Jung Chang cleverly provides a portrait of a woman who was the de facto supreme ruler of China in the late Qing Dynasty for almost half a century. From concubine, to Empress Dowager and Regent, Cixi challenged what were accepted norms and concepts of traditional rules. She shared rule with Empress Dowager Ci’an for a period representing a strong partnership and collaborative approach that is not often acknowledged as possible in Western ideas of womanhood. Author Jung Chung explores the previous portrayals and perceptions of Cixi and her actions, highlighting the Eurocentric Western gaze. Ultimately, Jung goes on to present a plethora of evidence as to how past views of Cixi were perhaps overly simplistic and erroneously vilifying. Jung deftly brings to light many complexities of situations and political intrigues Cixi faced.
While Cixi is celebrated as leading China to modernisation, Jung explores the assumptions that the nation had previously languished in its cultural traditions. However, the position of China in the global community is often shaped by a commonly held misconception (in the West) that neglects consideration of the nation’s modern history, repeatedly ravaged and undermined by European invasions and imperialist impositions. Jung Chang creates a thoughtfully deep look at what this iconic leader achieved in a rapidly evolving political environment which had wrought significant cost to China. It might be deemed a homage to Cixi given the text challenges Western tellings of her supposedly tyrannical obsession with power and aggressive responses to political plots.
I felt that Jung artfully provided a balance in acknowledging Cixi’s shortcomings and triumphs, detailing her failures and successes in striving toward her visionary aspirations for China. The extensively researched book also provides insights into Cixi’s personal life by examining her own writing, with additional context from the perspectives of other key players situated in her court.

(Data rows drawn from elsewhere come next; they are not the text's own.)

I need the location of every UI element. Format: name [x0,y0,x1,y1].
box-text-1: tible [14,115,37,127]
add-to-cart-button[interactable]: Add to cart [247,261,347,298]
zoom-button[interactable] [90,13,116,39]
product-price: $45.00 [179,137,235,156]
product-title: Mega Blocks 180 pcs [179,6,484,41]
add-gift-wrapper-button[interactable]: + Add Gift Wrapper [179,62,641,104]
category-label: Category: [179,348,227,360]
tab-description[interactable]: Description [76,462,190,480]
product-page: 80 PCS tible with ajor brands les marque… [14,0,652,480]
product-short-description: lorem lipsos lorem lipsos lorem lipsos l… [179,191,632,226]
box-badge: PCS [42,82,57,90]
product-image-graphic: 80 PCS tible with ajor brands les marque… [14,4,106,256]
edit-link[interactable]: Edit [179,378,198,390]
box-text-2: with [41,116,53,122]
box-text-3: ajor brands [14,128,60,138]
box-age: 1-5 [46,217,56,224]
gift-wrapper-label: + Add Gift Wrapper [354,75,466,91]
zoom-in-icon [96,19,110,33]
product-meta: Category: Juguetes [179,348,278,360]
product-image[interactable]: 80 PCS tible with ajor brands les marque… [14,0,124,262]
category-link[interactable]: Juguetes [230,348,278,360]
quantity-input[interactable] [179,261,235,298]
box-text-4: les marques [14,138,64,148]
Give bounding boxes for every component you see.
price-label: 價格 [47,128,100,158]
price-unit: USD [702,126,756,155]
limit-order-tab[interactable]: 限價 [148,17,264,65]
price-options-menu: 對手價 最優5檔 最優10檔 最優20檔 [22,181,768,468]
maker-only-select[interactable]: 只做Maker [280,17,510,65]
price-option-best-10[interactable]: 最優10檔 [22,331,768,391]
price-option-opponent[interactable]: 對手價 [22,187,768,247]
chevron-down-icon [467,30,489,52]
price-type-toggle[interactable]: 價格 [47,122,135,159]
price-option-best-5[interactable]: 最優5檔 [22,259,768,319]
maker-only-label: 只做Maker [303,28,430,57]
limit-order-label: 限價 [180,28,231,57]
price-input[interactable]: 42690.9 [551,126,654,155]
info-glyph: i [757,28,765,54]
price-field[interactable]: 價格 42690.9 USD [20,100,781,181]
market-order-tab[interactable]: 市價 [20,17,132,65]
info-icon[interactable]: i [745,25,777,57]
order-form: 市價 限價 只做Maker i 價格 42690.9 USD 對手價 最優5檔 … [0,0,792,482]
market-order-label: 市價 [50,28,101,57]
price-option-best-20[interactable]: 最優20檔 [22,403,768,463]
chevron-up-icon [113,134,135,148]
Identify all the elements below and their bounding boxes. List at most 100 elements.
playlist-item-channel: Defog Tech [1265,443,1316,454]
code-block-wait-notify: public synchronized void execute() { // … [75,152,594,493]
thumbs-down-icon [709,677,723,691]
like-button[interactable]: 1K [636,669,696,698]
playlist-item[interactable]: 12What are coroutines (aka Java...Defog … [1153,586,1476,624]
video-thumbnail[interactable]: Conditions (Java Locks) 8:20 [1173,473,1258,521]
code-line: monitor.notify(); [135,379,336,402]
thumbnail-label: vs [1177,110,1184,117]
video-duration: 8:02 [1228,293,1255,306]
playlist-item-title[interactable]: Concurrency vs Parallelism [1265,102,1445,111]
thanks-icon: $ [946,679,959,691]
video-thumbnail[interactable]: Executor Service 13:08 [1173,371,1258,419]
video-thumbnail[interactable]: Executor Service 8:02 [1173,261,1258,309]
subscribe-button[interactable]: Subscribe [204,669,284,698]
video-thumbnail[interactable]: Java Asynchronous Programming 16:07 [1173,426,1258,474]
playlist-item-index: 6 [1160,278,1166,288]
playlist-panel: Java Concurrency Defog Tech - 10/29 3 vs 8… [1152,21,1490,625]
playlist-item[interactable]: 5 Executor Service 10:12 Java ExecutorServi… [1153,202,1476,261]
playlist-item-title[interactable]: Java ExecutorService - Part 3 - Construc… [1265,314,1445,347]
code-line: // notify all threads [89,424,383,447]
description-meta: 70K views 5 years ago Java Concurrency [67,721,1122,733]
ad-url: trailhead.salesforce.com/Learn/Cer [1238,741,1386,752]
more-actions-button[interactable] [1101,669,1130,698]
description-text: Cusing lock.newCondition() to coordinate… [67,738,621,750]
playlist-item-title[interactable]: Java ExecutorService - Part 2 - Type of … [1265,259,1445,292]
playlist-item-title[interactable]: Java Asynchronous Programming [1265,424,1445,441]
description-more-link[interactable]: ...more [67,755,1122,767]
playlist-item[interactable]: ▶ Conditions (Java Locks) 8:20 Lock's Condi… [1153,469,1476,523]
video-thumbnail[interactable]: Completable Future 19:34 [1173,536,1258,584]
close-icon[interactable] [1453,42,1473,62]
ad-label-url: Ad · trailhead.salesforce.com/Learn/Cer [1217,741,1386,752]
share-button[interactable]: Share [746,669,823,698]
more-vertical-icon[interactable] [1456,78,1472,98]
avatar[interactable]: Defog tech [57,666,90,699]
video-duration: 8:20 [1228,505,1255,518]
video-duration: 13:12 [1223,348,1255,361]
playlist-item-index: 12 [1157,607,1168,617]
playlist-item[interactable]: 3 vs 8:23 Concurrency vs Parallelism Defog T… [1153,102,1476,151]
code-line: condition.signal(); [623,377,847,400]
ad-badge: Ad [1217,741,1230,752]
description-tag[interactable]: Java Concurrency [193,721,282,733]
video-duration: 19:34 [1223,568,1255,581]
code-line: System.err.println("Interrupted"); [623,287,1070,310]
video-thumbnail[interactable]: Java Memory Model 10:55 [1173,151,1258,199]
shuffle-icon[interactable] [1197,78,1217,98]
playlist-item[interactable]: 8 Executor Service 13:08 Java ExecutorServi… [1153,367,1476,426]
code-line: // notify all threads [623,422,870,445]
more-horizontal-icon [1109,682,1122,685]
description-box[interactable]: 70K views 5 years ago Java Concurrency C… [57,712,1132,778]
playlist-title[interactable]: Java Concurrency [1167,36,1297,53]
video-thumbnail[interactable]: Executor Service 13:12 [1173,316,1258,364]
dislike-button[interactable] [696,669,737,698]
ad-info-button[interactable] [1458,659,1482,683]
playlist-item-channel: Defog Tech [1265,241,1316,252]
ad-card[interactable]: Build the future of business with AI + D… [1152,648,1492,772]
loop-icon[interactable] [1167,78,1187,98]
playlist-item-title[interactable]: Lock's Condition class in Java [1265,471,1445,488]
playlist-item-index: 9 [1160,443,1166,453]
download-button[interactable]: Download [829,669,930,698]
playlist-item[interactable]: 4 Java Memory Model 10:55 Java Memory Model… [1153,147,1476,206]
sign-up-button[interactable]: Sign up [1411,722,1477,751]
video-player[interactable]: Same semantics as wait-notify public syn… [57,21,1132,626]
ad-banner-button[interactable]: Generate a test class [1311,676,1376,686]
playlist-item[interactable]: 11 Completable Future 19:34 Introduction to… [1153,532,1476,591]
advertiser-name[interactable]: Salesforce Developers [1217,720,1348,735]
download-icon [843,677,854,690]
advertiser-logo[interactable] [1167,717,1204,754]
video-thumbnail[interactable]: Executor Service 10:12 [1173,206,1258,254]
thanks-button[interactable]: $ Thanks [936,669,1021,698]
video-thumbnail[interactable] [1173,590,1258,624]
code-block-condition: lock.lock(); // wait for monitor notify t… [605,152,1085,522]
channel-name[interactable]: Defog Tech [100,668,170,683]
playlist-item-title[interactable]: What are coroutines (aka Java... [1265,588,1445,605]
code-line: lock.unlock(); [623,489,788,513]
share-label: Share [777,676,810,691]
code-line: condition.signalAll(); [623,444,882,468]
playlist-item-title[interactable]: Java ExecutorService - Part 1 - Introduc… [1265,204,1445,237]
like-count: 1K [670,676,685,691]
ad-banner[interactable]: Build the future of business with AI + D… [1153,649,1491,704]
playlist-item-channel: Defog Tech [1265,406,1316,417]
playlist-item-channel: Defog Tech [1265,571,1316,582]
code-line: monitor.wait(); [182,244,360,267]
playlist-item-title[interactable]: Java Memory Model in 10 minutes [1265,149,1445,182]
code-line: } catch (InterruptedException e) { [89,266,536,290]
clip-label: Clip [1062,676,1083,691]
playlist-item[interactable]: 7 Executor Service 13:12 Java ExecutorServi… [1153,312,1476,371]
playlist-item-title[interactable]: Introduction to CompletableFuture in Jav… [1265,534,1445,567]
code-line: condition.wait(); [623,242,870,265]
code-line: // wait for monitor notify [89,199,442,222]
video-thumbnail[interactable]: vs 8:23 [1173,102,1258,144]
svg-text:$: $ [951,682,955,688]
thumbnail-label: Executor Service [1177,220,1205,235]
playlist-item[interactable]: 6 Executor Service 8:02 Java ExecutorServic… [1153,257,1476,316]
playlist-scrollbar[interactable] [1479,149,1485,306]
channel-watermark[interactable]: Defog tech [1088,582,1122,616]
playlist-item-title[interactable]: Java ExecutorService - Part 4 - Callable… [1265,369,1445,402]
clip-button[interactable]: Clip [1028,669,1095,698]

Cixi is often demonised and villified, as if she had been a woman drunk on power, anxiously protective of a delicate ego. Jung Chang deftly interweaves considerable evidence to suggest that such portrayals are more a function of how modern historiology has often struggled with detailing the lives and influences of powerful and empowered women. These omissions have also failed to acknowledge the intricacies of women navigating intersecting power dynamics while simultaneously managing social constructions of womanhood.
“Empress Dowager Cixi” is a fascinating read that creates a deep and thoughtfully complex portrayal of a woman who oversaw one of China’s most significant periods of change, leaving a weighty legacy for “the Last Emperor” Pu Yi.